[Mike McKee]
For a guy who aspired to be a farmer, Marvin Baxter has done well.
Not that there’s anything wrong with farming, but serving as a justice on the California Supreme Court is hard to beat.
Baxter, who turns 70 on March 11, took some time after oral arguments on Wednesday to address about 60 students who’d bused up from Fresno City College. He was relaxed and chatty, standing in his judicial robes in the courtroom, a far cry from the more reserved figure he strikes on the bench and in some public venues.
Having grown up on a farm in Fowler, just outside Fresno, he told the kids, he one day mentioned to his dad — a farmer and owner of the local Chevy dealership — that he decided against going to college. He wanted to farm.
Baxter said his dad told him, “That’s great. I can start you out at a dollar and a quarter an hour and you’ll never get a raise.”
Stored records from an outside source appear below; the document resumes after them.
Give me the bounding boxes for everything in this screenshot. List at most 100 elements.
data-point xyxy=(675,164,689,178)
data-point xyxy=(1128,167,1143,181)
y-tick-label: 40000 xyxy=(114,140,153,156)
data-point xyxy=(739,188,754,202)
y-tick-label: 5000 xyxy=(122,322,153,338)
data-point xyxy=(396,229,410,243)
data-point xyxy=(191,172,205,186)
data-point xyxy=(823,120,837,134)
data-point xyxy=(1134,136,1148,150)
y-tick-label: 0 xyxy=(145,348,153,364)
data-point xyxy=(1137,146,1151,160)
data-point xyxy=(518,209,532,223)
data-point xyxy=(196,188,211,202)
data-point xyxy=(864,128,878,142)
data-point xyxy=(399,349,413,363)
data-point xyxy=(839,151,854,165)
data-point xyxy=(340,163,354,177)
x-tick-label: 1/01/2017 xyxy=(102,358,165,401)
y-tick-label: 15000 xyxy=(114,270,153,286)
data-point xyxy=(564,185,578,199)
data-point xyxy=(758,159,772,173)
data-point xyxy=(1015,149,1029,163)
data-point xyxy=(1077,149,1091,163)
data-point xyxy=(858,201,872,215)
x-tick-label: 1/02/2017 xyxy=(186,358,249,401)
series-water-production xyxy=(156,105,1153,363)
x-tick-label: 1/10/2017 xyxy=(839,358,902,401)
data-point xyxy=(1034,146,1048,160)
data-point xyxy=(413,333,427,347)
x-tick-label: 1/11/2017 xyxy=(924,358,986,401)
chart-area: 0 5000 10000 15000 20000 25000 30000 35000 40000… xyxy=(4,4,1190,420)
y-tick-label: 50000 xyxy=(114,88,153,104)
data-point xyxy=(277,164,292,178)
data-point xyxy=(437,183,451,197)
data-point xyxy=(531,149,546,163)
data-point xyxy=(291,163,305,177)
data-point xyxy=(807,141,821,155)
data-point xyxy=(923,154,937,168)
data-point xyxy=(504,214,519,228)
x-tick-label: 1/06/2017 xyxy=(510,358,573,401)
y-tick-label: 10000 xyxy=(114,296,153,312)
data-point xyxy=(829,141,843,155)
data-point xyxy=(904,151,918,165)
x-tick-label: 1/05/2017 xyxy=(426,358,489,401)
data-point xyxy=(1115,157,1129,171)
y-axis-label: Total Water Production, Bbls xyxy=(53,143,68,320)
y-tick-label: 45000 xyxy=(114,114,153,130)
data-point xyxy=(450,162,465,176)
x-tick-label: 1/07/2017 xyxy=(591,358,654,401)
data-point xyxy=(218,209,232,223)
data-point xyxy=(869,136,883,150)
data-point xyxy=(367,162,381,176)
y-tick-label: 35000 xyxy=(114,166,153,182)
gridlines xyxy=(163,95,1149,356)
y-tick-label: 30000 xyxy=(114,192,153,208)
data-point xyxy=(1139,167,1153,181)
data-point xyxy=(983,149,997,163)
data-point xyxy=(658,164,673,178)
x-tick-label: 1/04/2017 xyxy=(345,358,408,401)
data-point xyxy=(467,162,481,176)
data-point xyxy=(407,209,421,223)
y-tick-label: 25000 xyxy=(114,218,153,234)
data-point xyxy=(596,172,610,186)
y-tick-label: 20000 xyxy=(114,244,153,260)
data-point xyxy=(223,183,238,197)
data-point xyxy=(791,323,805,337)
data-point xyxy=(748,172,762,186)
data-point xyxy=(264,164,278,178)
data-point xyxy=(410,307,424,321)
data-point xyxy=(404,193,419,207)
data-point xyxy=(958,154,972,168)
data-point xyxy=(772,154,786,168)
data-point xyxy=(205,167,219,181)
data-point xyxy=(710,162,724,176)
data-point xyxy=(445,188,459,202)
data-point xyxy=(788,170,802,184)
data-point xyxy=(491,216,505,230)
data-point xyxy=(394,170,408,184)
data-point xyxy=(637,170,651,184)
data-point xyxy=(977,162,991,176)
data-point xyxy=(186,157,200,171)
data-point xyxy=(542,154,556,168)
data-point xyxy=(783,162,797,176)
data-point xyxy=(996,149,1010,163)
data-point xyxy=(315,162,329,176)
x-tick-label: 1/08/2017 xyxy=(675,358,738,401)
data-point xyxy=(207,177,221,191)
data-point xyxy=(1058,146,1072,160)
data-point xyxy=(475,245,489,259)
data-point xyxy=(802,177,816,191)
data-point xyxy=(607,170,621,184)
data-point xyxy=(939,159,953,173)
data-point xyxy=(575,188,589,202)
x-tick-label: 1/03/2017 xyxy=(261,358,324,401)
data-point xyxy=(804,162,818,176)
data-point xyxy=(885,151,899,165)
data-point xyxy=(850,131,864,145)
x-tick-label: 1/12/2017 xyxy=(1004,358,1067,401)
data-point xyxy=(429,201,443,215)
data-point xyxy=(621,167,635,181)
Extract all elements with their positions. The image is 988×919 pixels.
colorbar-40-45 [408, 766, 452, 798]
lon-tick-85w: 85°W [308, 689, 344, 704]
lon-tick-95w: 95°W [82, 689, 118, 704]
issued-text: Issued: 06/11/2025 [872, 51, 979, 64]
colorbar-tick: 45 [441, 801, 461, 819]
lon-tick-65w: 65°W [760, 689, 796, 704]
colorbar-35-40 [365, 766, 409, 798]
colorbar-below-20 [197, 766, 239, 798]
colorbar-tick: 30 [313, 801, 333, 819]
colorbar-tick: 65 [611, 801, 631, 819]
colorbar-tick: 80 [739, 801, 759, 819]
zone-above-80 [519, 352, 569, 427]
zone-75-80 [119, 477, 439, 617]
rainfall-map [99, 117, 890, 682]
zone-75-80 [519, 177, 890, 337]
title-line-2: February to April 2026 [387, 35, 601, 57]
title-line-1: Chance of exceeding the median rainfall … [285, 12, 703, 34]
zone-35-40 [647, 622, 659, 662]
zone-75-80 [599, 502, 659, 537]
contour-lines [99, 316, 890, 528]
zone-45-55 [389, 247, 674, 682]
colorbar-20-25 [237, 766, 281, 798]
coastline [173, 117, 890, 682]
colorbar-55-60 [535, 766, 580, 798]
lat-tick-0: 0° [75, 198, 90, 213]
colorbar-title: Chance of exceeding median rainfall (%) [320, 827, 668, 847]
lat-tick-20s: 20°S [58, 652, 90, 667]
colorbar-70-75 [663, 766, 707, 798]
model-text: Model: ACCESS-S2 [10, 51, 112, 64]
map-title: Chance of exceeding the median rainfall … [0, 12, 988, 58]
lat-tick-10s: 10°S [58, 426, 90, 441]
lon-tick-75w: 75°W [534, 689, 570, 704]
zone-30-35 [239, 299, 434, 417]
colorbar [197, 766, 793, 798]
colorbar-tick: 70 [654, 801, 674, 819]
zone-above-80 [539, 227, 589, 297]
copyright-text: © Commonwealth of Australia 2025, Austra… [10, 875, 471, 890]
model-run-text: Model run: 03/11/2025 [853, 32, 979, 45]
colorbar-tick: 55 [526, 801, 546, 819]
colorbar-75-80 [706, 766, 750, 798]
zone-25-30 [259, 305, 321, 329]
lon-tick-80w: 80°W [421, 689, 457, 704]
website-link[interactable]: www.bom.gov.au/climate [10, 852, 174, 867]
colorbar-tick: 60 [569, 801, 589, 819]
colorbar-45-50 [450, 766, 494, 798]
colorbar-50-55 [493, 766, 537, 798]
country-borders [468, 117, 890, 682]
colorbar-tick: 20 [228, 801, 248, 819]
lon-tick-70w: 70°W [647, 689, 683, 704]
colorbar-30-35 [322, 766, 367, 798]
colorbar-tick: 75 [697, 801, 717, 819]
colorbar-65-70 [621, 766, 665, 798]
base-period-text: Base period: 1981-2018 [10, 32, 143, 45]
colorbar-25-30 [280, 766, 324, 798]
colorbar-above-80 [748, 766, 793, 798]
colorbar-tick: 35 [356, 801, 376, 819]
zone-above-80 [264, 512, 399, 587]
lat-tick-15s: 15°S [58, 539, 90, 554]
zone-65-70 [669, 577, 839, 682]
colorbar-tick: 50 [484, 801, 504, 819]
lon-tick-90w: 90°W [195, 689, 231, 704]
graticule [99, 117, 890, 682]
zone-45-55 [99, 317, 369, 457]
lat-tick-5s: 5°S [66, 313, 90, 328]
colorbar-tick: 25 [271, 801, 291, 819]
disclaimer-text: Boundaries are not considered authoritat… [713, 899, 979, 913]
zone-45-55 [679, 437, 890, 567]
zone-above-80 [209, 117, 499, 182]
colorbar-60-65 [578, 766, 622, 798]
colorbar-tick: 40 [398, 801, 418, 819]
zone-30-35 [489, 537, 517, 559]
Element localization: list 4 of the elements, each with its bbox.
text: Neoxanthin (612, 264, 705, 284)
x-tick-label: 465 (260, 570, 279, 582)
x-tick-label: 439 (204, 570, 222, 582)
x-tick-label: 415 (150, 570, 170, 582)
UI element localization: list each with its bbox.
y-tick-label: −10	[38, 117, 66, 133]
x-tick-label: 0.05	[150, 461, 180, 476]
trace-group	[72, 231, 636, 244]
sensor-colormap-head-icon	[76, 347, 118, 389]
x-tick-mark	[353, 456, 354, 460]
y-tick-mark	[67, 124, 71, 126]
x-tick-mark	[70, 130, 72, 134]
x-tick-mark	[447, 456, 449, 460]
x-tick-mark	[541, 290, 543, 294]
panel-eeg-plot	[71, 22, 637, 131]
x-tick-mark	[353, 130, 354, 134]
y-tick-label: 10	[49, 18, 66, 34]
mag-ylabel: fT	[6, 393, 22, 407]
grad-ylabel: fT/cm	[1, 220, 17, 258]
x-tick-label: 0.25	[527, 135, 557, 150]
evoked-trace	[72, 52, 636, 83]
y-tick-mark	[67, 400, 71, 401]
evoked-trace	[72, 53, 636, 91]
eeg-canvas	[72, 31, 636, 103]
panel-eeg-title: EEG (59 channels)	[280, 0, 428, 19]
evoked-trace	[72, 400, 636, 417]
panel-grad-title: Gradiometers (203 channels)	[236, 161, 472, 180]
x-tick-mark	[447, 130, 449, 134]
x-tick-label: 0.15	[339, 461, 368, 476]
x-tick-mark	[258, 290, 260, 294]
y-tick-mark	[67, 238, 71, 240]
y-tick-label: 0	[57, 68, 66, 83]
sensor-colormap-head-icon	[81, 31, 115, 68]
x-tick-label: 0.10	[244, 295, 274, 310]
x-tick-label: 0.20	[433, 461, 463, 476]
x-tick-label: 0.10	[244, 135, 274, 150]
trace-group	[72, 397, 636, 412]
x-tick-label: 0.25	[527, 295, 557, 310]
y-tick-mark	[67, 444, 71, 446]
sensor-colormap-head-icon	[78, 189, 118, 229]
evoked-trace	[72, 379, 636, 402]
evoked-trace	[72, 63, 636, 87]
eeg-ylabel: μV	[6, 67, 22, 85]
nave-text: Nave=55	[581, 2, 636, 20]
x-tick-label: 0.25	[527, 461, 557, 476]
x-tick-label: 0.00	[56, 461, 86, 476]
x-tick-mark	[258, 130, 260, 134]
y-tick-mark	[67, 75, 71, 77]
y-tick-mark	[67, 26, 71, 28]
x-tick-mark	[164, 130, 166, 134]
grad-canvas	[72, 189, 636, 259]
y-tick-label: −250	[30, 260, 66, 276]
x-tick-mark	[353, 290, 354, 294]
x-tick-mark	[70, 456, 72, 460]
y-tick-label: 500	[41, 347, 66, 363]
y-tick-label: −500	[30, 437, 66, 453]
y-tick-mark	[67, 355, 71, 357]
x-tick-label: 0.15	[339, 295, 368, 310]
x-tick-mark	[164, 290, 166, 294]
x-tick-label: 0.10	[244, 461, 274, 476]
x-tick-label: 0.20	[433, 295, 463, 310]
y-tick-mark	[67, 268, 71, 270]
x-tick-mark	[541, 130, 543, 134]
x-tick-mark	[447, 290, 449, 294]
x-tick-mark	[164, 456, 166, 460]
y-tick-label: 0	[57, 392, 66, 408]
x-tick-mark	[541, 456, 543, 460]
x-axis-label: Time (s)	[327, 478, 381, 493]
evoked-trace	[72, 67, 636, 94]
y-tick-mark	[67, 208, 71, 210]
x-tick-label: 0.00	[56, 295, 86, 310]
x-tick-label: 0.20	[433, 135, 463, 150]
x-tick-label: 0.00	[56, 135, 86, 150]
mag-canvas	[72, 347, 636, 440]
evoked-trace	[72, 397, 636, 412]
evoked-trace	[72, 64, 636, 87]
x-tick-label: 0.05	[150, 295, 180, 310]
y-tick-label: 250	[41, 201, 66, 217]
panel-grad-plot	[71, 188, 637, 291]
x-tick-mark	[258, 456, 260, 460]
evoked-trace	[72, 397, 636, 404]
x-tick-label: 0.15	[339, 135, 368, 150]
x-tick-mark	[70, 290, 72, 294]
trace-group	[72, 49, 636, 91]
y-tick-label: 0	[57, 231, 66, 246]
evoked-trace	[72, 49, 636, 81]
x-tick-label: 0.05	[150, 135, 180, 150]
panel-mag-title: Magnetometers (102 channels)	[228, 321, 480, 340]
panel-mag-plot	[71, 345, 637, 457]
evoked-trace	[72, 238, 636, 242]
“I begrudgingly went to Fresno State,” Baxter said. “So for someone who never had a philosophy case, [his father] made his point.”
When he got to Hastings years later, Baxter said, the dean told the assembled students that two out of three of them wouldn’t be back the next year. The guys on either side of Baxter were from Harvard and Yale. That didn’t help his confidence, he said, but he made it.
“I say that,” Baxter said, “to let you know: Don’t sell yourself short.”